If you have ever had a sports related injury then you know first-hand just how crippling its effect can be. If you haven't had one then just take my word for it; it's not fun. One little injury can easily flush months and sometimes years of hard work and solid gains down the toilet. Starting over is not only psychologically painful but sometimes outright depressing so please save yourself the time and headache by learning about the importance of warming up.

 

What is a warm up?

A warm up is any activity or combination of movements which help minimize the likelihood of injury by preparing your mind, muscles tendons and joints for exercise and strenuous activity.
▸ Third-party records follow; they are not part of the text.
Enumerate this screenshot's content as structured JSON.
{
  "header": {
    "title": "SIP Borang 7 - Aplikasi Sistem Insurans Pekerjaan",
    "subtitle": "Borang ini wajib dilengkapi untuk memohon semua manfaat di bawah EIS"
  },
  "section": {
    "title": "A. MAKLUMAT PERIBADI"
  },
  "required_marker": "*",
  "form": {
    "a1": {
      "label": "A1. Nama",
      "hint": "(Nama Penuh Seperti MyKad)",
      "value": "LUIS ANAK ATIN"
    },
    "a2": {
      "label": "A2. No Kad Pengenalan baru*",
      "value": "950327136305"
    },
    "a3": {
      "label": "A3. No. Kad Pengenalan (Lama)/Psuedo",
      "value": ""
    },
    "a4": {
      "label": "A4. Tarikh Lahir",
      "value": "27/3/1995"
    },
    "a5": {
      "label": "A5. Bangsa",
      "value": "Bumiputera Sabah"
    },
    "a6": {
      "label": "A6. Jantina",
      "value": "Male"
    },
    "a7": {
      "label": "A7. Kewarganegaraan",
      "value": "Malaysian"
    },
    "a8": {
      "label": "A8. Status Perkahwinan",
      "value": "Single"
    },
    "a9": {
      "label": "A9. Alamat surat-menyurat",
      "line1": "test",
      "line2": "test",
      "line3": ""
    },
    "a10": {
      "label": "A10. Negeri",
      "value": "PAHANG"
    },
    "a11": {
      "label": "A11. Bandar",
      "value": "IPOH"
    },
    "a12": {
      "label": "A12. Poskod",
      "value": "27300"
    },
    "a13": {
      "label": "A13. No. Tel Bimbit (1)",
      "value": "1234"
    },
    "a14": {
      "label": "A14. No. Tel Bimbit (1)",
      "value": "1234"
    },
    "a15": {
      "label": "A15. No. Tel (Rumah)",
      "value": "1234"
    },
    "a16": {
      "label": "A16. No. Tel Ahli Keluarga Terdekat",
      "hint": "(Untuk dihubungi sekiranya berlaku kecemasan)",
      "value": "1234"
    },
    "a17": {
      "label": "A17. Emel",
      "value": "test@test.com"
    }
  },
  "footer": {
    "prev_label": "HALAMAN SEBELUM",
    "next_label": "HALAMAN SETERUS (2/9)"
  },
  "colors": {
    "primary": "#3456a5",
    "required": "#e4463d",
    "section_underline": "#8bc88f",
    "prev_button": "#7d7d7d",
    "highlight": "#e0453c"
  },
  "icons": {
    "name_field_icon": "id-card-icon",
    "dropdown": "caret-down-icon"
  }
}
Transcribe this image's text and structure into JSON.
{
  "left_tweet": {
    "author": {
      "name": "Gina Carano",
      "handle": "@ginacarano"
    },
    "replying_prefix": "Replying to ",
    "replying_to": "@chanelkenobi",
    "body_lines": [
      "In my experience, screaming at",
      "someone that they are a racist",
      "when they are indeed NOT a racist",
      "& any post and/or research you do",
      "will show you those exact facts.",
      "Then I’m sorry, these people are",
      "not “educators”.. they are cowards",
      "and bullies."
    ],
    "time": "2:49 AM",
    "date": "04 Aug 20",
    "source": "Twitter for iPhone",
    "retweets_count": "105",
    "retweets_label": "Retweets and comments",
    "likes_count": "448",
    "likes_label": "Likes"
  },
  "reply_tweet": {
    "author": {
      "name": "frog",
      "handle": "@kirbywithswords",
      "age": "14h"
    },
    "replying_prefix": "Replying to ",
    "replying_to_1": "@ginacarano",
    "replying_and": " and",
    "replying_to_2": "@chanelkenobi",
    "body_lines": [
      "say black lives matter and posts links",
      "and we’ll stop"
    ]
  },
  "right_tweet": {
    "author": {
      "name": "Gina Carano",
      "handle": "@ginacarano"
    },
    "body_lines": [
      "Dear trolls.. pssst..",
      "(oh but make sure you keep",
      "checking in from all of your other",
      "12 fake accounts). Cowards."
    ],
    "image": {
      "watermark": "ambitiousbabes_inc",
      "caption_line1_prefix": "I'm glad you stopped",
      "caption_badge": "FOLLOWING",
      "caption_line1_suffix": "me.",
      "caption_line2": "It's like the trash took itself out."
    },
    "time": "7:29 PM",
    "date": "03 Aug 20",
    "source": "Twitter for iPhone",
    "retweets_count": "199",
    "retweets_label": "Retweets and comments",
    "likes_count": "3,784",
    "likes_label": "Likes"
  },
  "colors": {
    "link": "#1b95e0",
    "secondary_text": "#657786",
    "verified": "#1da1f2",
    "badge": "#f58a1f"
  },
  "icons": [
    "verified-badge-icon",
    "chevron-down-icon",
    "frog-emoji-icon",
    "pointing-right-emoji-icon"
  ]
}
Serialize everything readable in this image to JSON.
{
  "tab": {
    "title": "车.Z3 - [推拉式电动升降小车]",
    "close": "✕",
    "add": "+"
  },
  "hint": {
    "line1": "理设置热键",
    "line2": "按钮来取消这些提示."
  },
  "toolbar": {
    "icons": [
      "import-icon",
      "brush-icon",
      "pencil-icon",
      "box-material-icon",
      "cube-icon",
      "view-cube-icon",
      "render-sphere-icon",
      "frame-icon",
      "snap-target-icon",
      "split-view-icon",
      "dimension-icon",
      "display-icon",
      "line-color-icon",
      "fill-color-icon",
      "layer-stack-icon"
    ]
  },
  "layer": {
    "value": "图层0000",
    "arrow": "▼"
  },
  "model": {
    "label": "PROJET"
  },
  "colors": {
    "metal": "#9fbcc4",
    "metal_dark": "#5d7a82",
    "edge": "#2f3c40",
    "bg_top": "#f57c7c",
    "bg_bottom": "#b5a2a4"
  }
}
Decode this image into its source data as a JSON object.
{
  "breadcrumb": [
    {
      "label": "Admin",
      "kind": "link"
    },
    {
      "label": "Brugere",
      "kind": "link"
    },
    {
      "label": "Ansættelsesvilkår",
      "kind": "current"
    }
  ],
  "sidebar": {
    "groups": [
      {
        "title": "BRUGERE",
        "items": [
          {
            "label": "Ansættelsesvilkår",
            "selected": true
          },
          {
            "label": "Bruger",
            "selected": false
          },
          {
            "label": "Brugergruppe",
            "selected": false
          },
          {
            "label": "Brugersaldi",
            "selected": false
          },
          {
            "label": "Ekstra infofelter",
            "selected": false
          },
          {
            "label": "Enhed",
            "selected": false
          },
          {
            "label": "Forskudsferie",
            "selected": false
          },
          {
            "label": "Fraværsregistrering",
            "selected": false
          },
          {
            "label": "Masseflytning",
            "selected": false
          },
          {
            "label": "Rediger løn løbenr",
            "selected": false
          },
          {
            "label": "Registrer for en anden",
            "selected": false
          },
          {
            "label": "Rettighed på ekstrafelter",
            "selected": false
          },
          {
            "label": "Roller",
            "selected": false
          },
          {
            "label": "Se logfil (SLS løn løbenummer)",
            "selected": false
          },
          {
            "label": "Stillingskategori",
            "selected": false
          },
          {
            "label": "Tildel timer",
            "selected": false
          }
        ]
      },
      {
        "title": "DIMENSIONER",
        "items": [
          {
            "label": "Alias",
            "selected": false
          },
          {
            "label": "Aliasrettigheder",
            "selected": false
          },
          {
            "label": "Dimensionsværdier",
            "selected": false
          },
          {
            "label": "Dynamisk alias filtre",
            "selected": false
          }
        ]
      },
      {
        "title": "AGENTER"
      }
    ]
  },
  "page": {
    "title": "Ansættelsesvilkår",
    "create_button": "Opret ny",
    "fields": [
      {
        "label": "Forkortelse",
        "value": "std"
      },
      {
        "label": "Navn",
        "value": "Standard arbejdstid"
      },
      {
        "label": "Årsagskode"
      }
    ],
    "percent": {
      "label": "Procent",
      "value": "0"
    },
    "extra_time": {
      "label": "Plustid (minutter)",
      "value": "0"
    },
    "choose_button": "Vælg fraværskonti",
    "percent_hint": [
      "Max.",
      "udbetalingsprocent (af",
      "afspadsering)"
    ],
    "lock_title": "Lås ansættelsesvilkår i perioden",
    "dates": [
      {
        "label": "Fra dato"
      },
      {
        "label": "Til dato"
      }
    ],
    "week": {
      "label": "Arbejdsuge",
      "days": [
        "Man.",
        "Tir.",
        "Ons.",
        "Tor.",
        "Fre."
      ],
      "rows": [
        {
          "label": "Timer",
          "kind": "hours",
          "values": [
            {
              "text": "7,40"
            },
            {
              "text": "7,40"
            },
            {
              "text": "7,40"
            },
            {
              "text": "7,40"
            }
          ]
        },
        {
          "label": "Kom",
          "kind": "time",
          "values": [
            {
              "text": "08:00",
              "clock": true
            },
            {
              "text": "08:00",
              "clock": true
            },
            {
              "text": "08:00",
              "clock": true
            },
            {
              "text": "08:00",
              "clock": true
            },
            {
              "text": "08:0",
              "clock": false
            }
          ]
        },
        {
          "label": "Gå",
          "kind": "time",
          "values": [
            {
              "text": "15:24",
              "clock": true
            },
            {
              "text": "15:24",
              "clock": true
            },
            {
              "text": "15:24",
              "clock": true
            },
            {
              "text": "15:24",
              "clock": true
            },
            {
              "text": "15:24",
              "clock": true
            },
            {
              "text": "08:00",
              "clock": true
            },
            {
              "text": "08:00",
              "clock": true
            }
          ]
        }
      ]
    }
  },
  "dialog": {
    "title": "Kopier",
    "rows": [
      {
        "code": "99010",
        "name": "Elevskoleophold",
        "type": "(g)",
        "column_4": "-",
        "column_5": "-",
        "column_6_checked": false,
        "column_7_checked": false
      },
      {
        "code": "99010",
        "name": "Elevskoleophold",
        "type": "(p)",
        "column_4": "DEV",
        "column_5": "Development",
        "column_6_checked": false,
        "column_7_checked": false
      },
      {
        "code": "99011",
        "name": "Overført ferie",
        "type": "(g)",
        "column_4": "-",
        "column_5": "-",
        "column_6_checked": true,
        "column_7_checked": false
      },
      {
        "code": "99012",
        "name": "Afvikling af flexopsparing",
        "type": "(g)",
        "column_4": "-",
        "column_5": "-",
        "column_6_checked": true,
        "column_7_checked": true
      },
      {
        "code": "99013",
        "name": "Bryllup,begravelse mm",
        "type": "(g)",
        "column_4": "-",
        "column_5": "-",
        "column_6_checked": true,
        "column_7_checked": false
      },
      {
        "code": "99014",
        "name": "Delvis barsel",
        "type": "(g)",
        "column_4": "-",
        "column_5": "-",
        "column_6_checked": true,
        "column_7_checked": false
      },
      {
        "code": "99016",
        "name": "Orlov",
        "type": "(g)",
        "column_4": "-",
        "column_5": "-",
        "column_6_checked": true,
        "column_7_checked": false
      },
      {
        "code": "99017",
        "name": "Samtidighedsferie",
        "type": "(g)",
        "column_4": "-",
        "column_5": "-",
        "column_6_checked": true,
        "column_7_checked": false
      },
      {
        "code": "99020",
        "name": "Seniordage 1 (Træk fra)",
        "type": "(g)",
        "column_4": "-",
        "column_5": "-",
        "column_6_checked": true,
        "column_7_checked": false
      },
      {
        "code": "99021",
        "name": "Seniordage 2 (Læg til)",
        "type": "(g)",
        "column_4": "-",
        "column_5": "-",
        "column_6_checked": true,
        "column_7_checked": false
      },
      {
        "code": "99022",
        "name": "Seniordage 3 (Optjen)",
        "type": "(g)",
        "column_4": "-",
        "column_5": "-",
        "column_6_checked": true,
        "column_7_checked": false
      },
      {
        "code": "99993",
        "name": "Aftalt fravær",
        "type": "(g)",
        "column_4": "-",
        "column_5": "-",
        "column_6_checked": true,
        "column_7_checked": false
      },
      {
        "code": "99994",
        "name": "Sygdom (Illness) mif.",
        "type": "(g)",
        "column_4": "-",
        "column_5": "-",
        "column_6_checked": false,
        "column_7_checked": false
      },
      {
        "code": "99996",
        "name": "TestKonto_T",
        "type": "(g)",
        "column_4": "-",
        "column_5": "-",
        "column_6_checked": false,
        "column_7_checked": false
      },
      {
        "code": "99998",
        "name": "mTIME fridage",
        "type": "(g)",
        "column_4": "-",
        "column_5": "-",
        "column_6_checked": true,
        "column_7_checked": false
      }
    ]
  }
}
Thanks to middle school gym class many of us have come to believe that stretching is warming up. According to the Stretching Institute, this is one great misconception. Yet the institute does agree that although stretching is not the warm up, its a critical part of it.

 

Benefits of warming up:

  1. Mental Preparation - Clear mind and increased focus on workout.
  2. Increased Body Temperature - The muscles become more elastic to reduce the risk of strains and pulls.
  3. Increased Blood Temperature - Warm blood equals weakened binding of oxygen to hemoglobin which means increased oxygen and endurance boost
  4. Increased Muscle Temperature - Warm muscle contracts more forcefully and relaxes faster.
  5. Hormones - Body increases production of various hormones which makes more carbs and fatty acids available for energy production
  6. Range of Motion - Range of motion around joints are increased
  7. Blood vessels Dilate - Reduces blood flow resistance and lowers stress on the heart

 

 Important

  • Start with a general warm up of light physical activity like walking or jogging. The aim is simply to elevate the heart and respiratory rate. ( I personally prefer to jump rope)
  • Perform  Sport specific warm ups - This simply means that you do light sets to prepare the exact muscles you will use for the workout.
  • For those who weight train, start out with the light weight but gradually increase the intensity of the warm up by adding a little more weight and then take a 2-3 mins rest before jumping into your actual working set.
  • Stretch- stretching can be very dangerous so refrain from stretching until you have already warmed up the muscles.  I usually leave stretching for the end of my workouts when the muscles are fully engorged with blood and they feel tight.